Clever OS Scheduling Partly Explains Apple M1’s Responsiveness
When Apple launched the M1, one of the persistent critiques from end-users was how responsive the CPU felt, even during ordinary desktop usage. Now, a macOS developer has found clues to how Apple pulled off the improvement. It isn’t a matter of boosting CPU performance, at least not exactly. What Apple has done is change how iOS responds to quality-of-service (QoS) metrics and how workloads are scheduled on the chip.
Dr. Howard Oakley is an author, Mac developer, and former Royal Navy Surgeon. He’s recently written about his comparisons between an M1-powered Mac and his Xeon-based Mac Pro, and how differently macOS behaves on the two machines.
Before we dive into his findings, I’d like to toss in a bit of historical context. One of the challenges of testing Hyper-Threading, back when it debuted on the Pentium 4, was the difficulty of measuring exactly how it impacted system behavior. Scott Wasson, then of the Tech Report, coined the term “creamy smoothness” to describe how the P4 behaved under load compared to an HT-less CPU. Even though the AMD Athlon XPs of the day might be faster in a single-threaded workload, Hyper-Threading kept the system responsive.
Fast forward to 2008-2009, and the launch and popularity of Intel’s first-generation Atom. While no Bonnell-powered Atom system had much of a CPU to speak of, netbooks based on Nvidia’s Ion chipset felt like they were in an entirely different class of device. Even though the integrated Nvidia GPU only offloaded the Windows 7 UI, it made Ion feel distinctly up-market compared with the Intel 945 chipset.
We have, therefore, historical background from Windows to demonstrate the impact of proper task offloading and how much of an impact it can have on task responsiveness. In the modern era, macOS allows developers to define different QoS levels. On an x86 CPU, Dr. Oakley’s testing shows that threads execute as quickly as possible at any QoS setting, so long as an application with a higher QoS doesn’t preempt it. In his testing, this worked out to a consistent 5.6 – 6.6 second compression time for a 10GB file. Testing multiple instances of the application simultaneously showed that the version with a higher QoS executed in the same 5.6 – 6.6s window, while the run with a lower QoS took as long as 24 seconds. All of this is more-or-less equivalent to what we’d expect from Windows.
The M1, however, does not behave this way. Here’s Dr.
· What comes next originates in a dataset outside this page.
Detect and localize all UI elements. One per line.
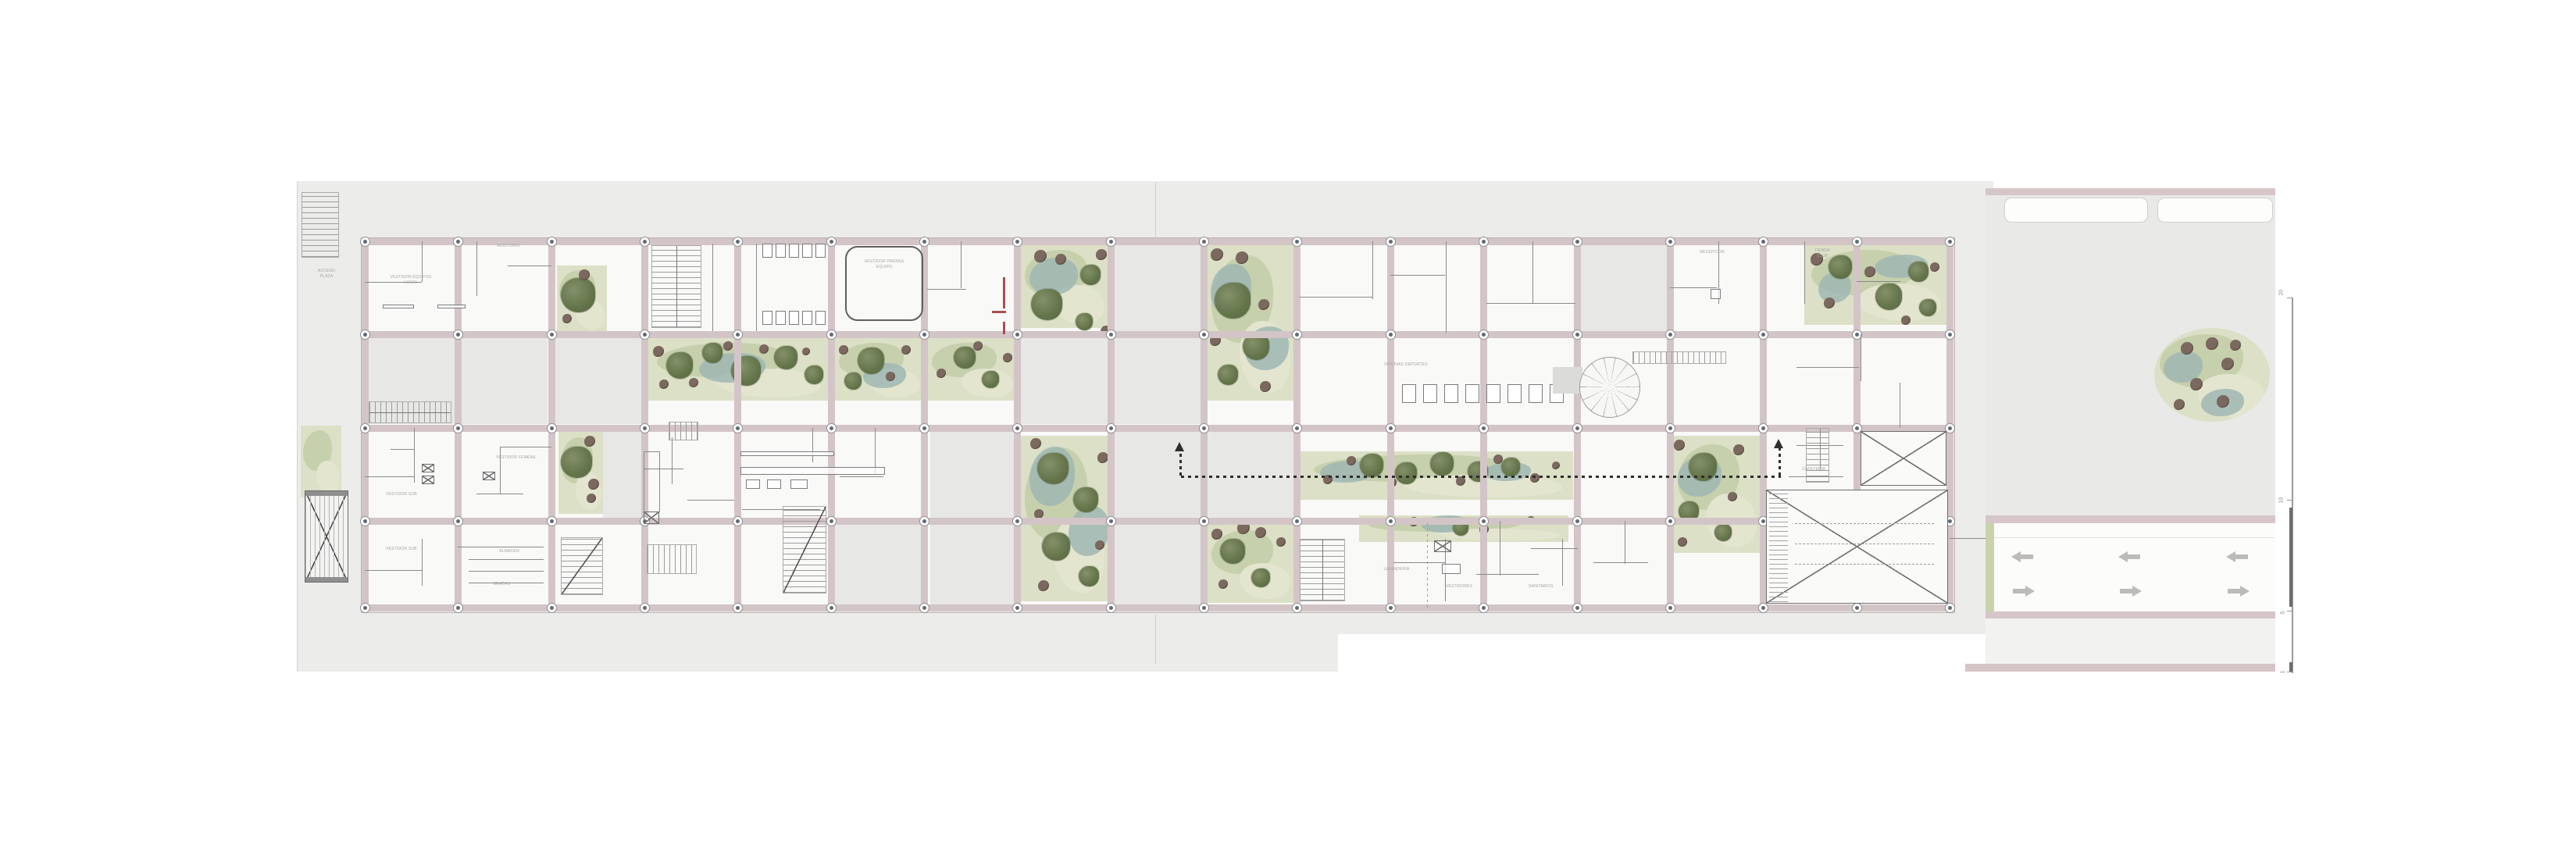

Oakley:
All operations with a QoS of 9 (background) were run exclusively on the four Efficiency (Icestorm) cores, even when that resulted in their being fully loaded and the Performance cores remaining idle. Operations with any higher QoS, from 17 to 33, were run on all eight cores.
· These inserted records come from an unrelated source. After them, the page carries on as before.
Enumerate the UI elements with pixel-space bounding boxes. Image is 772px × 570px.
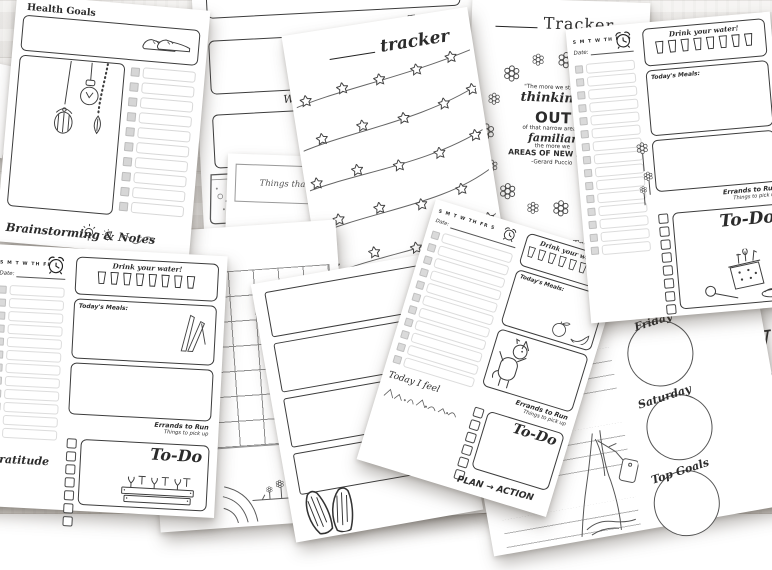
todo-checkbox: [665, 291, 676, 302]
todo-checkbox: [457, 456, 469, 468]
todo-checkbox: [64, 490, 75, 501]
todo-checkbox: [66, 451, 77, 462]
todo-checkbox: [461, 444, 473, 456]
meals-box: Today's Meals:: [71, 298, 217, 365]
todo-checkbox: [661, 252, 672, 263]
health-goals-page: Health Goals: [0, 0, 210, 258]
todo-checkbox: [63, 503, 74, 514]
swim-fins-doodle-icon: [295, 478, 369, 539]
todo-checkbox: [658, 213, 669, 224]
todo-checkbox: [64, 477, 75, 488]
water-box: Drink your water!: [642, 18, 768, 67]
todo-checkbox: [472, 406, 484, 418]
todo-checkbox: [659, 226, 670, 237]
daily-planner-top-right-page: S M T W TH FR S Date:: [566, 12, 772, 324]
date-label: Date:: [435, 218, 450, 228]
asparagus-doodle-icon: [174, 309, 210, 355]
todo-checkbox: [465, 431, 477, 443]
unicorn-doodle-icon: [485, 332, 537, 396]
sneakers-doodle-icon: [140, 33, 194, 58]
alarm-clock-icon: [613, 30, 634, 51]
todo-checkbox: [664, 278, 675, 289]
hanging-lights-doodle-icon: [40, 58, 118, 164]
todo-checkbox: [62, 516, 73, 527]
todo-checkbox: [666, 304, 677, 315]
schedule-row: [0, 425, 57, 441]
meals-box: Today's Meals:: [645, 60, 772, 136]
todo-checkbox: [660, 239, 671, 250]
date-label: Date:: [573, 50, 588, 57]
suns-doodle-icon: [78, 222, 163, 249]
todo-checkbox: [66, 438, 77, 449]
gratitude-label: Gratitude: [0, 452, 56, 468]
todo-label: To-Do: [511, 421, 559, 450]
todo-checkbox: [663, 265, 674, 276]
notes-box: [68, 362, 214, 421]
notes-box: [652, 130, 772, 193]
date-label: Date:: [0, 270, 15, 277]
wood-table-background: Tuesday We: [0, 0, 772, 514]
water-box: Drink your water!: [74, 256, 219, 301]
todo-checkbox: [65, 464, 76, 475]
todo-checkbox: [468, 419, 480, 431]
picnic-basket-doodle-icon: [698, 246, 772, 305]
alarm-clock-icon: [45, 255, 66, 276]
daily-planner-bottom-left-page: S M T W TH FR S Date: Gratitude: [0, 244, 228, 518]
garden-bed-doodle-icon: [116, 468, 204, 508]
todo-label: To-Do: [150, 445, 203, 467]
notes-area-box: [7, 54, 126, 215]
todo-checkbox-strip: [64, 438, 77, 504]
title-blank-line: [330, 52, 376, 60]
title-blank-line: [495, 26, 537, 28]
fruit-doodle-icon: [549, 317, 593, 347]
todo-label: To-Do: [719, 207, 772, 232]
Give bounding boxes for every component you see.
Apple, in other words, has changed the way macOS treats the M1 to prioritize responsiveness. Instead of being used to execute background tasks or OS updates, the FireStorm cores are reserved for high-priority applications. If the application demands maximum performance, it can still run across all eight cores, even though this is probably more likely to cause some degree of desktop lag. The system will preferentially run OS tasks in-background, even when this makes them execute much more slowly, in the name of keeping power consumption low.
There’s no specific reason why an x86 CPU couldn’t be run in this fashion. While x86 CPUs are still almost entirely homogeneous, the OS could hypothetically dedicate a specific set of cores to processing background tasks, while reserving the rest for peak performance.
This is, at minimum, a clever way for Apple to improve the end-user experience. Intel is moving to its own hybrid architecture with Alder Lake later this year, and we may see Windows 10 + hybrid x86 CPUs deploy a similar system for minimizing power consumption while maximizing performance.